The course itself was an intensive five days, in which we examined extant stays from the School's collection, were shown primary information from Diderot and Garsault, from which we could extrapolate how the original stay makers might have drafted and constructed their stays at the time, and finally, we all had a go at drafting and starting a pair of stays ourselves.

The drafting system was the most fascinating part for me, as it involved using curved bust and waist lines in the draft in order to get that lovely front dip, rather than the usual straight grid we expect in modern pattern cutting.  I actually found it much more intuitive this way, and am really keen to try my hand at it again before I get too rusty!

I've been enjoying the construction of the stays.  I opted for making them entirely hand sewn, so even when choosing to make them half boned rather than fully, the channels are going to take some time to do.  We actually sandwiched paper between the two layers of linen in our stays (wallpaper lining is a good approximation of the type used in period), and it gives great additional structure to each piece - very useful for half boned!  At this point I've got all my sections cut and tacked, with all the channels marked out in pencil, and I've made a good start on stitching the channels.  I also had a go at whipping one of the side back seams during the class, just so I have that to refer back to later when I get on to the rest of them.

I think this will be a good hand sewing project I can pick up in the evenings and potentially when I'm commuting too.  School of Historical Dress classes always make me feel so enthusiastic for sewing and learning, so I cannot recommend them highly enough in case you're ever able to attend one of their classes yourself.

Thursday, 1 March 2018

Snow White: Part Four

I've got some amazing photos of our 2017 Panto back from the Mercury Theatre.  I believe these were all taken by Robert Workman.  Costumes and set designed by David Shields.

Animal costumes for the Junior Chorus by me.  Snow White's costume by Fran Gyll. 

Nurse Nellie costume by me.  I didn't actually make any wigs this year, we revamped a few old ones for the other Nellie costumes, but this one was made by Ruth Metcalf.   Muddles's costume is by Corinna Vincent.

Nurse Nellie costume by me.  So happy with this one in particular!  I made all that stripey trim myself out of gold braid stitched onto a black fabric backing.

Nurse Nellie's butterfly costume for the finale.  Loved this one as well, especially the headdress, although there aren't any photos that really show it off.  Unfortunately there aren't any production photos of the dressing gown and the mirror costume I made for the dame this year.

The Enchantress's headdress.  Her costumes were all made by Wendy Harrup.  And Carli Norris was a brilliant Enchantress!

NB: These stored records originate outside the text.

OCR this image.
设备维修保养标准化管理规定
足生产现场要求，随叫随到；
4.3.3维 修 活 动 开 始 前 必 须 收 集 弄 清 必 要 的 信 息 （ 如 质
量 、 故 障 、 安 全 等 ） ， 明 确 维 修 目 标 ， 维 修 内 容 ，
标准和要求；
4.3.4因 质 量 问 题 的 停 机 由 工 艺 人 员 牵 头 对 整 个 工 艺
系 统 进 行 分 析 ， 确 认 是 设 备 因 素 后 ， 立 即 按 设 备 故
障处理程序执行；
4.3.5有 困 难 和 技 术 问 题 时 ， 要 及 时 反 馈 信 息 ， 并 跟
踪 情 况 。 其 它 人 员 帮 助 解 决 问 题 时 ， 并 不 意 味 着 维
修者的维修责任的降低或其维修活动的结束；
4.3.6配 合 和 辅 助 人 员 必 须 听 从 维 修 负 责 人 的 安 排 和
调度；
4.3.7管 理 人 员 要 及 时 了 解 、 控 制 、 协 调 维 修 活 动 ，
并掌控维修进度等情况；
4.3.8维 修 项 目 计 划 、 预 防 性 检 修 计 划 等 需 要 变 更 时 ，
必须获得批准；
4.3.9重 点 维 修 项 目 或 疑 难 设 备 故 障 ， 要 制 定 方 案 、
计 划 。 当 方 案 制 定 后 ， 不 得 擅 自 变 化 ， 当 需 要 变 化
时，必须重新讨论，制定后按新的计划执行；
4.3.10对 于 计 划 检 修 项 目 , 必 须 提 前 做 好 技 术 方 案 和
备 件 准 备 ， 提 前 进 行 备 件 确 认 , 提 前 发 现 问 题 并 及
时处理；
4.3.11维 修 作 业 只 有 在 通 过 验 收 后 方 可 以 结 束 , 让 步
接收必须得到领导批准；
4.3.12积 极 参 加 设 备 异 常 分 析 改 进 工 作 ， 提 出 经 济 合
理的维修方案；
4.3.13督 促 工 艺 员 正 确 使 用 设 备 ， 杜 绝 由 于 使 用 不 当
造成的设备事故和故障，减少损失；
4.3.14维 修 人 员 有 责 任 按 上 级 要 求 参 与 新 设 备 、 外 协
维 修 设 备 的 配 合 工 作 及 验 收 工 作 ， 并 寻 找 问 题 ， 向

The Enchantress's wedding headdress in action.  The King's costume was made by Corinna Vincent.

So, just to reiterate, I made the animal costumes, 5 costumes for Nurse Nellie, 2 headdresses for the Enchantress, 2 more horned headdresses for Nurse Nellie and Muddles (neither of which is shown here), as well as revamping a couple of older wigs for Nellie (adding butterflies to one for the finale, and a turban to another for the end of act one - not shown here.)

All in all, I had a lot on my plate, especially with the animal costumes, which took a lot of trial and error on my part!  I'm very pleased with the final results though, and looking forward to taking on yet another panto at the Mercury in 2018.

In the meantime I will try to do a better job of recording the work I do that's NOT panto-related!  I'm currently working on a pair of completely hand sewn 1780s stays that I started in a class at The School of Historical Dress the other week, so I will definitely blog about that soon.

I've also got this year's Victorian Ball fast approaching.  I've got a client commission to complete for then, as well as a full set of undergarments and a gown for my mum, who will be joining me this year.  Realistically I'm unlikely to have time to complete a new gown for myself, so I will probably wear last years again, and add the trim I didn't get around to doing this time last year.  I never actually posted that dress on my blog, but you can see photos on my website, -here-.  Hopefully I'll actually remember to get pictures at the venue this time around!